Ensuring that your plants are getting the right amount of water

All plants need water to grow, and to survive. The amount of water needed however, will vary from plant to plant. The two main things which affect how much water a plant needs are:
1. The variety of the plant.
Some types of plants have the ability to retain water within their tissues for later use. Other plants are unable to do this.

2. The environment in which the plant is growing.
If there is plenty of water available around the plant, e.g. high humidity and rainfall and low temperatures, then it will remain moister than a plant growing in exposed, windy, sunny situations.

A plant can suffer from a lack of water. A plant can also suffer from an excessive amount of water. When you water a plant it is important to strike that delicate balance between too little and too much. Over watering can be just as bad as under watering.

Symptoms of Water Deficiency
The first symptom is usually that the rate of growth slows. This is usually a mild case only a slight deficiency.
Stems become slender, leaves become smaller, flowers and fruit become smaller.
If a plant, which has a watery type of fruit (such as a tomato), is under watered, the plant can begin to take moisture out of the fruit (ie. the tomatoes begin to shrivel).
In extreme water deficiency, the tips of the plant can die back; and perhaps the whole plant might die.

Symptoms of Water Excess
  • Seedlings can become leggy if they are planted close together in the nursery, and if there is too much moisture about.
  • Plant tissue cells can become enlarged and in extreme cases they might burst.
  • Internodes become elongated (ie. the spaces between two leaves on a stem become elongated or stretched out).
  • In extreme situations leaves can blacken, plant can die back or die off completely.

Maintaining Appropriate Water Levels
  • Consider the soil where a plant is growing. If a plant is getting too wet, perhaps the soil should be more freely draining. If the plant is getting too dry, perhaps the soil should have a better capacity to retain moisture.
  • Consider the frequency of watering. Maybe you need to water more often or less often.
  • Consider water penetration. Does the water you apply get absorbed into the soil or does it run off and get lost? Does it land on the leaves of plants and get deflected away from the soil? Does the sun or wind remove it before the plant gets to use it?
  • Is the plant in a shaded situation? Is it in a very hot situation? How much natural rainfall has it been getting?

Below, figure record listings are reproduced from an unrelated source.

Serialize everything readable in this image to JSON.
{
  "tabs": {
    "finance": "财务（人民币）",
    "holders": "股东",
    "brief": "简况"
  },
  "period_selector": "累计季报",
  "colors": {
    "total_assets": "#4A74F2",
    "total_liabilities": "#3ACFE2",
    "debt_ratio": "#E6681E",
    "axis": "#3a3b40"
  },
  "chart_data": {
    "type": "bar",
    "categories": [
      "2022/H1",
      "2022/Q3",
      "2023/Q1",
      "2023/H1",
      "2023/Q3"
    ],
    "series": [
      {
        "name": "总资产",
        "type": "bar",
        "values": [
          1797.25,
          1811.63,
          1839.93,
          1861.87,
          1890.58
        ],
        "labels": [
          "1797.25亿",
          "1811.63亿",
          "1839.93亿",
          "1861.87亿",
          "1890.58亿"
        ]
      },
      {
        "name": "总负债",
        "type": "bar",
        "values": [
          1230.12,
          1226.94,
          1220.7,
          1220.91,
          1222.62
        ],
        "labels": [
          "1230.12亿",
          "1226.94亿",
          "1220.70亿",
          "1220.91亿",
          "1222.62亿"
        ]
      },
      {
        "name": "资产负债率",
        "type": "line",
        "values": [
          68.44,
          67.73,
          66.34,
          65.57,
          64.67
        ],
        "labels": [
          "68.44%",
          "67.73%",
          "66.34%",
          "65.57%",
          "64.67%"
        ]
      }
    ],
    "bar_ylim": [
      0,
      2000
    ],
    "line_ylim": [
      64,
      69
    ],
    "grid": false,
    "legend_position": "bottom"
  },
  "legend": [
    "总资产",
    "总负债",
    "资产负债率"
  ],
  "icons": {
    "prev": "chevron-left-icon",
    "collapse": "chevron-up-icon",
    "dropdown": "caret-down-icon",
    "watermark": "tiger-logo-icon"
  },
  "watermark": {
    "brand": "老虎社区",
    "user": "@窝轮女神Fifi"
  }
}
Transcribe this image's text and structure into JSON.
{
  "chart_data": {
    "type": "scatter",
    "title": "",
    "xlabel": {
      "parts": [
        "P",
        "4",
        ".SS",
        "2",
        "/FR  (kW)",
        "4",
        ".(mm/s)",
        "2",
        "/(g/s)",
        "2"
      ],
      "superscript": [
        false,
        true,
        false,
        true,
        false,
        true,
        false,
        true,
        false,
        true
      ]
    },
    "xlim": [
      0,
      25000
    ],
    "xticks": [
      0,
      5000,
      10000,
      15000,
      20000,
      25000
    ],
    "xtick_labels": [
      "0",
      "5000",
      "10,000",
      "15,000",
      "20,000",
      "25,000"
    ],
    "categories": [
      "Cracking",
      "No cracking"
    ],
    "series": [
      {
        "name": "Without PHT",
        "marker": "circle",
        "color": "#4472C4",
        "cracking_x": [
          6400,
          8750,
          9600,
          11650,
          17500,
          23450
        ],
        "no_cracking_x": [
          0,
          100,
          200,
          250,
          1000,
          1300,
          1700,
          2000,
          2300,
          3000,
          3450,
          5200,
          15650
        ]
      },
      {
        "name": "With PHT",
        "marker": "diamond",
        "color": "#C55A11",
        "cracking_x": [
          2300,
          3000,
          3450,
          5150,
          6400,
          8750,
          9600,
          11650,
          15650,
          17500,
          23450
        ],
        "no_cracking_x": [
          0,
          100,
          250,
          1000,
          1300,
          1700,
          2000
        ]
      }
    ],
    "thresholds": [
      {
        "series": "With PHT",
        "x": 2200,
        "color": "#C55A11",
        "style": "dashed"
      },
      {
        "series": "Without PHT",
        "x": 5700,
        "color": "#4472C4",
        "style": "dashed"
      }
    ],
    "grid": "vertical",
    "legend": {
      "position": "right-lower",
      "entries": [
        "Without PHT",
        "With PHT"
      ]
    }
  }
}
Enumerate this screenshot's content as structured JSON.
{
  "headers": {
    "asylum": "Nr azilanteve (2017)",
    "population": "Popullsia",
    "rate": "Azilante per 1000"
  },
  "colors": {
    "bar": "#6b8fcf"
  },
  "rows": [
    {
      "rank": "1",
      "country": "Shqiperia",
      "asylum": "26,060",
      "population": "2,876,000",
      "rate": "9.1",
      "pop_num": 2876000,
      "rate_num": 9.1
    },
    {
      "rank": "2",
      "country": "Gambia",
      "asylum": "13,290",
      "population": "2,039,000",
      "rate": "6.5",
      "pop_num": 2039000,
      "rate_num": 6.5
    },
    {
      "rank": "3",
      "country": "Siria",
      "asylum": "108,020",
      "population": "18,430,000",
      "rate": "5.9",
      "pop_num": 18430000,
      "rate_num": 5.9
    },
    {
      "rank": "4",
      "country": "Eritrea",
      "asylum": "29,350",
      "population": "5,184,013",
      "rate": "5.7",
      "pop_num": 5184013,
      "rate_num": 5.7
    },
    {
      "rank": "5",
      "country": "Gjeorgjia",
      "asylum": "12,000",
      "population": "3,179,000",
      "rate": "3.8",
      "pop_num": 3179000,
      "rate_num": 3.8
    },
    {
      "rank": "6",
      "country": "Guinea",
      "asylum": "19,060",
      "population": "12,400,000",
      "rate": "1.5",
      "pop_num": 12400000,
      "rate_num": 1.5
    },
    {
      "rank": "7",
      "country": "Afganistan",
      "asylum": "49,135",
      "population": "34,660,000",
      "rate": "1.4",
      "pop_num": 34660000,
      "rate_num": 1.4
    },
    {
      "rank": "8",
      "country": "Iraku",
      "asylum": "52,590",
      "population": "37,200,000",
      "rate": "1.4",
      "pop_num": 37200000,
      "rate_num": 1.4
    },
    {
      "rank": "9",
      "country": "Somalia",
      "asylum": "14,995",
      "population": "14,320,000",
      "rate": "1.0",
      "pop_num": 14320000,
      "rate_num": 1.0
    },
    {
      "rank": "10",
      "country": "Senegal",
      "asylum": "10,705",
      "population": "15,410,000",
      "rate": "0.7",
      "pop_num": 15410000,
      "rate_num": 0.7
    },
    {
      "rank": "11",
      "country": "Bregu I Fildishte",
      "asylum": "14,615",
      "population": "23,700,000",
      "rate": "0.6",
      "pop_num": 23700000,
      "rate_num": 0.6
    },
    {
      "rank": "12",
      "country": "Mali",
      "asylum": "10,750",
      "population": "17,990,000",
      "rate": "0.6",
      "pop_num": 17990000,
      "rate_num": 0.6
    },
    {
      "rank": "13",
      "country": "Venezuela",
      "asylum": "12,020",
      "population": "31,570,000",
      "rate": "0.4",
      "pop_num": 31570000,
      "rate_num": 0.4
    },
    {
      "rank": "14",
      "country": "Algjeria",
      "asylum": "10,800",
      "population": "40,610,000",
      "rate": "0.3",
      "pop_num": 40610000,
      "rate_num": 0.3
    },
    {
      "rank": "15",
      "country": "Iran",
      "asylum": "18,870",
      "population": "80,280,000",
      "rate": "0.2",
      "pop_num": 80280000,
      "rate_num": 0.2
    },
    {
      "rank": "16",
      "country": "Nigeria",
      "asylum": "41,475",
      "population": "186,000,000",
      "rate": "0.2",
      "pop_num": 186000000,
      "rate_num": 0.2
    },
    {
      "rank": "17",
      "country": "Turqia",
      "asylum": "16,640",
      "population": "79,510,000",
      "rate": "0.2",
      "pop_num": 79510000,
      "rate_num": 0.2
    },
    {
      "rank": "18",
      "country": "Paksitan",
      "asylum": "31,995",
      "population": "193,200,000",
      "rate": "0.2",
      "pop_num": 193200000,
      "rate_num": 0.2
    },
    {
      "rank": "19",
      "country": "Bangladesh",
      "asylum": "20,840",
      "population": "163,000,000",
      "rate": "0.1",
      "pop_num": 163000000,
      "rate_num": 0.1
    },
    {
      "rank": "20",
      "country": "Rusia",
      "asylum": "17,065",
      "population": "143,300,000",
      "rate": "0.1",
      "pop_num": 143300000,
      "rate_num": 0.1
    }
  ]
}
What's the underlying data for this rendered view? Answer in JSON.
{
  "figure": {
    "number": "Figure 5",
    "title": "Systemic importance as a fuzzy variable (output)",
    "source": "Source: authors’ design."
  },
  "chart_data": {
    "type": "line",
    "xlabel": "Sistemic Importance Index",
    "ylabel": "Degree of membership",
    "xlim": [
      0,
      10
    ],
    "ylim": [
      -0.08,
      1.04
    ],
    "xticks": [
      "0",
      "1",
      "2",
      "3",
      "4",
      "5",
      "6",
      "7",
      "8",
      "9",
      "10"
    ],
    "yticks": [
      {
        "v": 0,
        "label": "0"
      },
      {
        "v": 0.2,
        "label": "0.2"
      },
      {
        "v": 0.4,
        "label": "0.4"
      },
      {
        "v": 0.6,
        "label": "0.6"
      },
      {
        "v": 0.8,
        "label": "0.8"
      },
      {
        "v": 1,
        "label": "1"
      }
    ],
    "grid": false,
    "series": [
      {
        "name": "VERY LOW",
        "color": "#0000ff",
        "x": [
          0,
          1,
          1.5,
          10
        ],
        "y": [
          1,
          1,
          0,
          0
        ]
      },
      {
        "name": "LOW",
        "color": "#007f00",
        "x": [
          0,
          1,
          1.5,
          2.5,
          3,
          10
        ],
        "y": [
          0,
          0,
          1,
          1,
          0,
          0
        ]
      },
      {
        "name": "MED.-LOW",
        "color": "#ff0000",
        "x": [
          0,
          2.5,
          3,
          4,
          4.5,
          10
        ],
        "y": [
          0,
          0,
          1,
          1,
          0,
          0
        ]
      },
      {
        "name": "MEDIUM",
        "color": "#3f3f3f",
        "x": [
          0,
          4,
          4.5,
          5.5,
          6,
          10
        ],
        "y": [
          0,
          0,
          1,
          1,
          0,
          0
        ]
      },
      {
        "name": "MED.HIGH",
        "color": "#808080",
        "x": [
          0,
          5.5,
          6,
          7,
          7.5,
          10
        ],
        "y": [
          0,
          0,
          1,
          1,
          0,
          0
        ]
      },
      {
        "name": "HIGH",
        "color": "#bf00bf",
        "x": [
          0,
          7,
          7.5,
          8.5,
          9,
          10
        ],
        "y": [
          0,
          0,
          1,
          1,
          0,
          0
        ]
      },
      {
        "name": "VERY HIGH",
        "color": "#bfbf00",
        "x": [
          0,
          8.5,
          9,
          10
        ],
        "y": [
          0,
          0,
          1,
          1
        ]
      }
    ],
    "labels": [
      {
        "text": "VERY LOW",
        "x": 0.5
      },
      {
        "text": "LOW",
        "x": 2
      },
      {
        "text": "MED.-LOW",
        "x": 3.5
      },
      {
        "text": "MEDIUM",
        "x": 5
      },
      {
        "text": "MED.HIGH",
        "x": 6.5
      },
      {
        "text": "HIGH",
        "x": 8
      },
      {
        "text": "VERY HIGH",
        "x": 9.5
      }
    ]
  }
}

The amount of water required by a plant is affected by many things including the following:
1. The Type of Plant
  • Some plant varieties utilize more water than others.
  • Some plants have a greater resistance to dry conditions (e.g. cacti and succulents are extreme examples).

2. The Rate of Growth
  • If a plant grows rapidly (perhaps because of its variety, or perhaps due to optimum growing conditions in terms of fertility, climate, etc), it will use water at a faster rate.

3. Climate
  • In high temperatures soil loses water through evaporation.
  • In windy conditions both soil and leaves of the plant lose water faster.
  • Higher levels of natural rainfall reduce the need to irrigate. (Make sure you know not only what the annual rainfall is, but also what the distribution of rainfall is throughout the year).

4. The Soil Conditions
  • Does the soil drain freely?
  • What is the soil's ability to retain water?
  • Is there a hard pan or high water table below the soil surface?
  • Does the soil repel water when dry (increasing surface run off)?